Contrary to the reception that a heinous crime like murder usually receives, Mangione’s face (and buff body) have launched hundreds of memes, hailing him as a hero. However, scratch the surface of the praise that thousands have lavished him with and you will find a barely concealed rage at a dehumanising healthcare system that many have considered broken for decades.

While all this was happening, lawyer and former PN MP Jason Azzopardi was being arraigned in court for filming a video inside the law courts without permission, with the justice minister insisting there were no intimidation motives behind the decision to charge him. Apparently, the fact that Azzopardi has become something of a one-man institutional corruption WikiLeaks and a constant source of embarrassment for the party in power is an unimportant footnote.

Without going into the case’s merits, it would be super nice if the justice minister or anyone else really took every case as seriously as they’re apparently taking this one.

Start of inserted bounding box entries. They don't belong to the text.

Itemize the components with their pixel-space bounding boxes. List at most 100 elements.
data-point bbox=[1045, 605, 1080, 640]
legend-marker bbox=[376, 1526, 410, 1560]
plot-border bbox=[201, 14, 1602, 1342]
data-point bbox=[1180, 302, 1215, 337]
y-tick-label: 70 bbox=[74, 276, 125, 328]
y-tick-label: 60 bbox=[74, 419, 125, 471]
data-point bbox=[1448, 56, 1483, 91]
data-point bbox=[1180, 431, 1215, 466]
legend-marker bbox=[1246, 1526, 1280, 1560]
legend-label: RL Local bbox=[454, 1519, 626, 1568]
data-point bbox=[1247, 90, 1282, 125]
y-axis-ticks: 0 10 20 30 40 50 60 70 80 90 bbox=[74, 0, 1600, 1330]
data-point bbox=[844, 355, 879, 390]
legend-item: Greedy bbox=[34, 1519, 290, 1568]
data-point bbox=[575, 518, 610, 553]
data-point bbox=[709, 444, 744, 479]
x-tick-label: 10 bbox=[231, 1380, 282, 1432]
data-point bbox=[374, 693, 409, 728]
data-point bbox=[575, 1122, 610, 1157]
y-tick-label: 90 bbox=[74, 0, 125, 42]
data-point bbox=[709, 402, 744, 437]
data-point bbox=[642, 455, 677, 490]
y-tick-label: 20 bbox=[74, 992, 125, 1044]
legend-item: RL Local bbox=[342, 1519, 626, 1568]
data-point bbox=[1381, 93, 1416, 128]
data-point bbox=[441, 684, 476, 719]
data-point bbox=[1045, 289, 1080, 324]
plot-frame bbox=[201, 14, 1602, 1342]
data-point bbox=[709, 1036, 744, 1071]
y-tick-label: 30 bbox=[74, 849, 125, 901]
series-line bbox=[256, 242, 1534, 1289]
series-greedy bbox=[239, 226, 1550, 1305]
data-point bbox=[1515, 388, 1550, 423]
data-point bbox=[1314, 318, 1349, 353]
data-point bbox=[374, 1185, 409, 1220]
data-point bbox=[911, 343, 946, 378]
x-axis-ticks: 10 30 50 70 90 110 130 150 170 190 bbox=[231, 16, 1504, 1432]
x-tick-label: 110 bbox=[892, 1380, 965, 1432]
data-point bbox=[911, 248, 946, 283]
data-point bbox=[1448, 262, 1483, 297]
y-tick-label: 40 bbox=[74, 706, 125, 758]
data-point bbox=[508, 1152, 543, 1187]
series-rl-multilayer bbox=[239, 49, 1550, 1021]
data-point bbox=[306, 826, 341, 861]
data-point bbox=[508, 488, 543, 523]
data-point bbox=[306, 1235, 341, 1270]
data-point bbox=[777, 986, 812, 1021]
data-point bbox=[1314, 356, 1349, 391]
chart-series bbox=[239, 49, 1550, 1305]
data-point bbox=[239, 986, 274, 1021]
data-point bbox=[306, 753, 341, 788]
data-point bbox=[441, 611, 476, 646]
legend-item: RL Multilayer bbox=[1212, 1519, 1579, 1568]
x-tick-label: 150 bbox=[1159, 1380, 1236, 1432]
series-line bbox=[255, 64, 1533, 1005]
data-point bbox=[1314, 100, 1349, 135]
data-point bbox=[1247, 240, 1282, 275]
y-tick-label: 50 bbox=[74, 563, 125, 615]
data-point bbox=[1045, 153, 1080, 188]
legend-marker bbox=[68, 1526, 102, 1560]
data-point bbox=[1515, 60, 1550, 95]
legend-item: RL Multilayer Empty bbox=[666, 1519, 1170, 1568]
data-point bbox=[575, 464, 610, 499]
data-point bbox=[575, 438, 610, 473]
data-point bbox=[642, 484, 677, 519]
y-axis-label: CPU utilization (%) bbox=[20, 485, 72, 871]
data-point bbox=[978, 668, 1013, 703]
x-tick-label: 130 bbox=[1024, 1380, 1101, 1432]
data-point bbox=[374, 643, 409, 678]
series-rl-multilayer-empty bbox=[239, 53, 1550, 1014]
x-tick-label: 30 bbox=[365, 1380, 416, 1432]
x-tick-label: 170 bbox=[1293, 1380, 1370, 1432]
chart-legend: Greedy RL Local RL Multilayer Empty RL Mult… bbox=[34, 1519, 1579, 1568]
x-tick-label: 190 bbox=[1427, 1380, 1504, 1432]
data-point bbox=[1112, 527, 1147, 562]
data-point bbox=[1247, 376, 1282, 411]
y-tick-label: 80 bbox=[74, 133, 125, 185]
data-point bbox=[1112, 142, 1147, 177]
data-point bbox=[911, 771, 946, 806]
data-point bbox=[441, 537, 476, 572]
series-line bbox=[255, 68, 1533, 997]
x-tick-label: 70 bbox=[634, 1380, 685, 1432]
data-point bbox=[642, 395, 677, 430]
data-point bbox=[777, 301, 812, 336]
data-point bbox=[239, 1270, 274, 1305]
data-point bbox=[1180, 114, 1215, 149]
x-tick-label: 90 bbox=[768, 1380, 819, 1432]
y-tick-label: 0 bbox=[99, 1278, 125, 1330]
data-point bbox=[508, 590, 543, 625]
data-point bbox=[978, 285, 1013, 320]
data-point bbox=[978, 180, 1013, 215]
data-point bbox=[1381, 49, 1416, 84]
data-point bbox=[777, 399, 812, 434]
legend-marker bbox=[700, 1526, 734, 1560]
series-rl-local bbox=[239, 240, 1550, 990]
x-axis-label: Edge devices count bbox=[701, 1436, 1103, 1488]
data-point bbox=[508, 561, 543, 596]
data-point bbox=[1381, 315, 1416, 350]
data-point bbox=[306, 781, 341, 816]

As far as I know, Lassana Cisse’s alleged murderers are still out on bail, as is the suspected murderer of Chantelle Chetcuti; the Steward Health Care scandal continues to be shrouded in secrecy, and not so much as a black cent has been recovered, and the Electrogas story is still taking on new twists and turns.

There are no normal proportions to anything

I could be sitting here all day making lists of things that deserve our outrage and Azzopardi’s stint as a cameraperson still wouldn’t make it in the top 1,000 things that deserved a media circus complete with marching band.

It’s always the same in this country. You’re poor and steal a can of tuna and get prison time but you allegedly help rob the country of millions and you’re left to run free and upload smug photos of yourself. There are no normal proportions to anything, no rhyme or reason for doing things. Bad things are only considered bad if I don’t like you; everything else is permissible.

It’s worrying when you get the impression that many of your country’s authorities seem to be motivated by pettiness and spite and seem to be incapable of tackling real problems, delighting instead in taking potshots at the very, very few who are willing to roll up their sleeves and clean up.

As with what is happening with the Mangione case and the massive wave of support he is getting, sooner or later, people will wise up and stop writing “Prosit Ministru” for the paltry crumbs that are idly kicked their way while their ministers live like minor royalty.

There will come a time when people getting away with murder will just no longer be palatable. It sometimes takes a lifetime but the bell does eventually toll for all of us.

I’ll leave you with a quote from the 16th president of the US, which rang as true then as it does now: “You can fool all of the people some of the time; you can fool some of the people all of the time, but you can’t fool all the people all the time.”